Children’s Clinics coordinates with clinical partners TMC Healthcare, Banner-University Medical Center, University of Arizona College of Medicine and physicians and dentists from across the community. There are more than 20 different medical specialties, primary care, rehabilitative therapy services and behavioral health programs offered. Siblings also may receive care at the Children’s Clinics, which had more than 40,000 visits in 2019.
“There’s a comprehensive standardized care plan for each child,” said Rice. “The success of the clinics lies in its commitment to provide families with the resources they need to successfully support the total child. We really treat the patient and family together as one unit – our approach is focused on the family, and we stay with that family even as the child grows through teenage years and young adulthood.”
This approach recognizes that a child’s necessities go beyond physical health. “Our kids will miss traditional childhood rituals, such as playing a team sport, because of their conditions,” said Perkins. “And so, our team organizes both adaptive recreation, like dance or basketball, and special events, like Halloween, back-to-school haircuts or riding in El Tour on bikes we customize. We want all the kids to have experiences and the memories that go along with them.”
Focusing on the Future
“It’s important to remember that we’re always in pursuit of our mission, because the mission evolves as special needs of our children change,” Perkins said. “Behavior was a care area often under the radar for our children, but Children’s Clinics now is uniquely prepared to evolve and respond to take care of behavioral health needs just as complex as the physical conditions.”
Multidisciplinary care for children diagnosed with behavioral issues recently gained momentum when Children’s Clinics was selected as a 2019 Angel Charity for Children beneficiary.

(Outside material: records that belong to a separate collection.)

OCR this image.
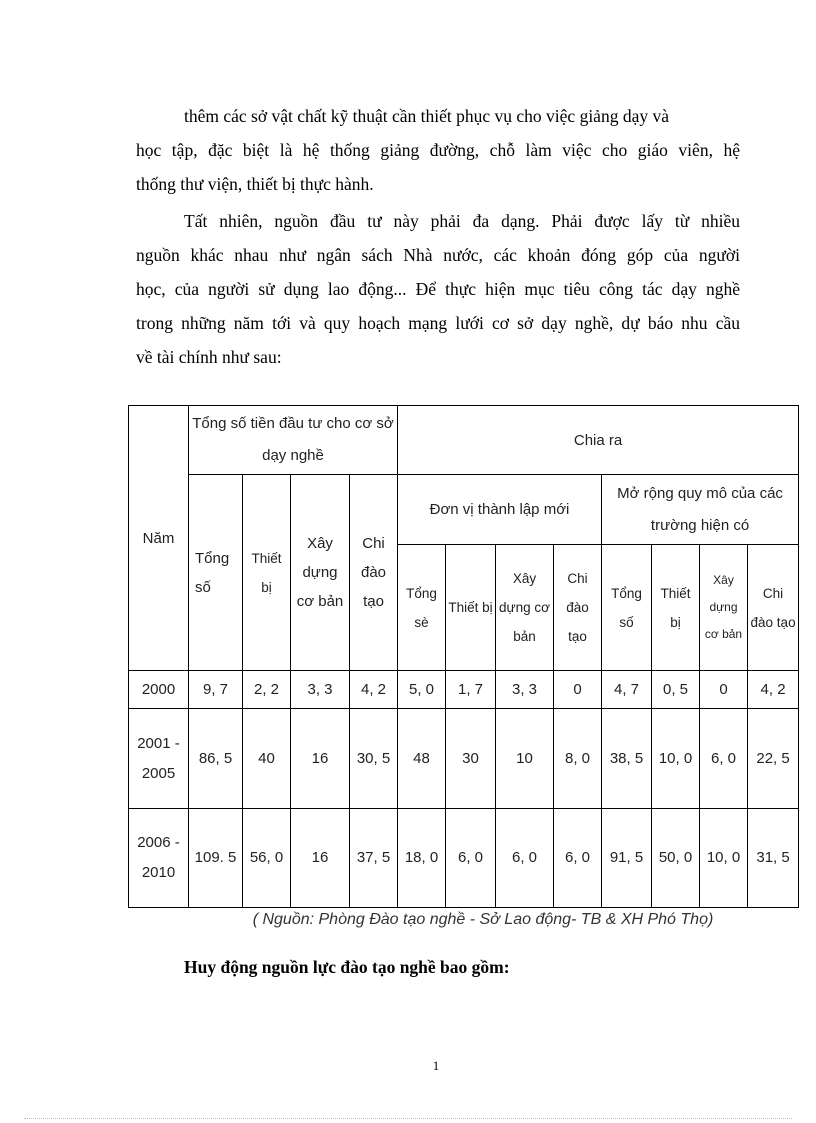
thêm các sở vật chất kỹ thuật cần thiết phục vụ cho việc giảng dạy và
học tập, đặc biệt là hệ thống giảng đường, chỗ làm việc cho giáo viên, hệ
thống thư viện, thiết bị thực hành.
Tất nhiên, nguồn đầu tư này phải đa dạng. Phải được lấy từ nhiều
nguồn khác nhau như ngân sách Nhà nước, các khoản đóng góp của người
học, của người sử dụng lao động... Để thực hiện mục tiêu công tác dạy nghề
trong những năm tới và quy hoạch mạng lưới cơ sở dạy nghề, dự báo nhu cầu
về tài chính như sau:
Năm	Tổng số tiền đầu tư cho cơ sở dạy nghề				Chia ra							
	Tổng số	Thiết bị	Xây dựng cơ bản	Chi đào tạo	Đơn vị thành lập mới				Mở rộng quy mô của các trường hiện có			
					Tổng sè	Thiết bị	Xây dựng cơ bản	Chi đào tạo	Tổng số	Thiết bị	Xây dựng cơ bản	Chi đào tạo
2000	9, 7	2, 2	3, 3	4, 2	5, 0	1, 7	3, 3	0	4, 7	0, 5	0	4, 2
2001 - 2005	86, 5	40	16	30, 5	48	30	10	8, 0	38, 5	10, 0	6, 0	22, 5
2006 - 2010	109. 5	56, 0	16	37, 5	18, 0	6, 0	6, 0	6, 0	91, 5	50, 0	10, 0	31, 5
( Nguồn: Phòng Đào tạo nghề - Sở Lao động- TB & XH Phó Thọ)
Huy động nguồn lực đào tạo nghề bao gồm:
1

This accomplishment resulted in a $1.5 million facility remodel, creating the Angel Charity Center for CARE (Comprehensive Autism and Rehabilitative Excellence).
The remodel includes six physical and occupational therapy gyms, three sensory rooms, two feeding therapy rooms, seven consult rooms for speech therapy, nutrition, audiology, an outdoor multi-use therapy space and experiential activities for the lobby area.
Another ongoing priority is research. “We saw an opportunity to help our kids with cerebral palsy, who tend to dislocate their hips,” said Perkins. “If we could identify markers to catch problems before the hip dislocates, we could do therapy adjustments that would reduce surgeries, costs, and, most importantly, stresses for the children and families.”
Because Children’s Clinics cares for most children with cerebral palsy in Southern Arizona, they coordinated with physicians and providers to develop a “hip surveillance program.” A system was developed and implemented two years ago, effectively stopping at least four hip dislocations. Children’s Clinics was the first to establish such a program in the United States.
Making Children’s Clinics’ ambitious agenda all the more possible are the partnerships which further the conversation about wellbeing for challenged children. “There’s a shared community conscience behind our success, which actually is the success of all Tucson healthcare,” Perkins said.
Mimi Coomler, the former Children’s Clinics CEO who now is senior vice president and COO for TMC Healthcare, agreed: “Organizations are built on community priorities. There was the question, ‘how do we best set up a system to serve these children?’ You need a set of very specific resources to support them. And Children’s Clinics is the one Tucson center where partners can come together and ensure that children with these complex needs have care all in one place.”